Over the last 6 weeks I have been to three shows and talked to hundreds of pinball enthusiasts, and at least 75 times I have been asked a question such as 'is this the LE' or 'how many models will there be' and when I answer there is just the one, 100% of the time the response back was along the lines of 'good, I hate the multiple model thing'. So, from where I sit, it is clear that the market does not want it, but clearly some companies believe it is a good thing, at least for the bottom line.
As the person creating the rules and writing the code, I can't imagine having to do it for two or three versions of rules and mechs, and then keeping it all straight, let alone getting it completed (needless to say, but I'll say it, pinball code can be extremely complex).
I always thought the original intent of more than one model was to have a lower cost model, with less complex toys that would work well for operators vs collectors who wanted more. But even if that was the original intent, that does not seem to be where it has evolved to. But as we have seen with the airlines and other businesses different levels of service/product, obviously can have a benefit to the bottom line and often the customers have not real say in the matter.
Personally, I'd rather see some machines that are designed/geared for the street but still great at home and for collectors and vice versa, since there are plenty of LE games out on location, so clearly some operators what the full loaded games for their locations. We have seen some very basic games come out, that I would say were geared more towards the non-enthusiast market, that some collectors still wanted. Joe Balcer is very focused on making Houdini as reliable and street friendly as possible, for example, you would need to remove nothing from the playfield to give it a good cleaning. At the same time, I have been focused on making sure the game is fun for novices, enthusiasts, and the hard core skilled/strategy guys. Of course no game will ever make everyone happy.

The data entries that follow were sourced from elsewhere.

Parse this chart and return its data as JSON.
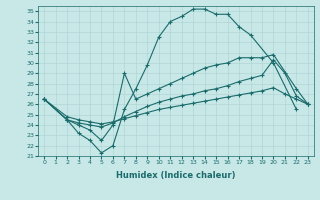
{
  "xlabel": "Humidex (Indice chaleur)",
  "ylabel": "",
  "xlim": [
    -0.5,
    23.5
  ],
  "ylim": [
    21,
    35.5
  ],
  "xticks": [
    0,
    1,
    2,
    3,
    4,
    5,
    6,
    7,
    8,
    9,
    10,
    11,
    12,
    13,
    14,
    15,
    16,
    17,
    18,
    19,
    20,
    21,
    22,
    23
  ],
  "yticks": [
    21,
    22,
    23,
    24,
    25,
    26,
    27,
    28,
    29,
    30,
    31,
    32,
    33,
    34,
    35
  ],
  "bg_color": "#c8e8e8",
  "line_color": "#1a6b6b",
  "grid_color": "#b0d4d4",
  "lines": [
    {
      "x": [
        0,
        2,
        3,
        4,
        5,
        6,
        7,
        8,
        9,
        10,
        11,
        12,
        13,
        14,
        15,
        16,
        17,
        18,
        20,
        22
      ],
      "y": [
        26.5,
        24.5,
        23.2,
        22.5,
        21.3,
        22.0,
        25.5,
        27.5,
        29.8,
        32.5,
        34.0,
        34.5,
        35.2,
        35.2,
        34.7,
        34.7,
        33.5,
        32.7,
        30.0,
        25.5
      ]
    },
    {
      "x": [
        0,
        2,
        3,
        4,
        5,
        6,
        7,
        8,
        9,
        10,
        11,
        12,
        13,
        14,
        15,
        16,
        17,
        18,
        19,
        20,
        22,
        23
      ],
      "y": [
        26.5,
        24.5,
        24.0,
        23.5,
        22.5,
        24.0,
        29.0,
        26.5,
        27.0,
        27.5,
        28.0,
        28.5,
        29.0,
        29.5,
        29.8,
        30.0,
        30.5,
        30.5,
        30.5,
        30.8,
        27.5,
        26.0
      ]
    },
    {
      "x": [
        0,
        2,
        3,
        4,
        5,
        6,
        7,
        8,
        9,
        10,
        11,
        12,
        13,
        14,
        15,
        16,
        17,
        18,
        19,
        20,
        21,
        22,
        23
      ],
      "y": [
        26.5,
        24.5,
        24.2,
        24.0,
        23.8,
        24.2,
        24.8,
        25.3,
        25.8,
        26.2,
        26.5,
        26.8,
        27.0,
        27.3,
        27.5,
        27.8,
        28.2,
        28.5,
        28.8,
        30.3,
        29.0,
        26.8,
        26.0
      ]
    },
    {
      "x": [
        0,
        2,
        3,
        4,
        5,
        6,
        7,
        8,
        9,
        10,
        11,
        12,
        13,
        14,
        15,
        16,
        17,
        18,
        19,
        20,
        21,
        22,
        23
      ],
      "y": [
        26.5,
        24.8,
        24.5,
        24.3,
        24.1,
        24.3,
        24.6,
        24.9,
        25.2,
        25.5,
        25.7,
        25.9,
        26.1,
        26.3,
        26.5,
        26.7,
        26.9,
        27.1,
        27.3,
        27.6,
        27.0,
        26.5,
        26.0
      ]
    }
  ]
}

I can understand how manufactures want to maximize profit and I can see a place for add-ons that provide the 'bling' or extras (invisiglass, toppers, etc.) or even certain features that are not core to the games functionality (e.g. shaker motors when not really critical to the game) that some folks want and others don't really care for, and if that kept fully functional and developed games at a more affordable price, then great.
I also don't get how those who are paying more for an LE often get their games after the standards/pros/etc. Seems if you are paying more, you should get yours first, but thats just me.
Obviously I don't make all the decisions here at American Pinball, and some of the comments above are my views and I'm not necessarily speaking on behalf of AP, but I think you have a sense of the things that I will continue to push for and be vocal about.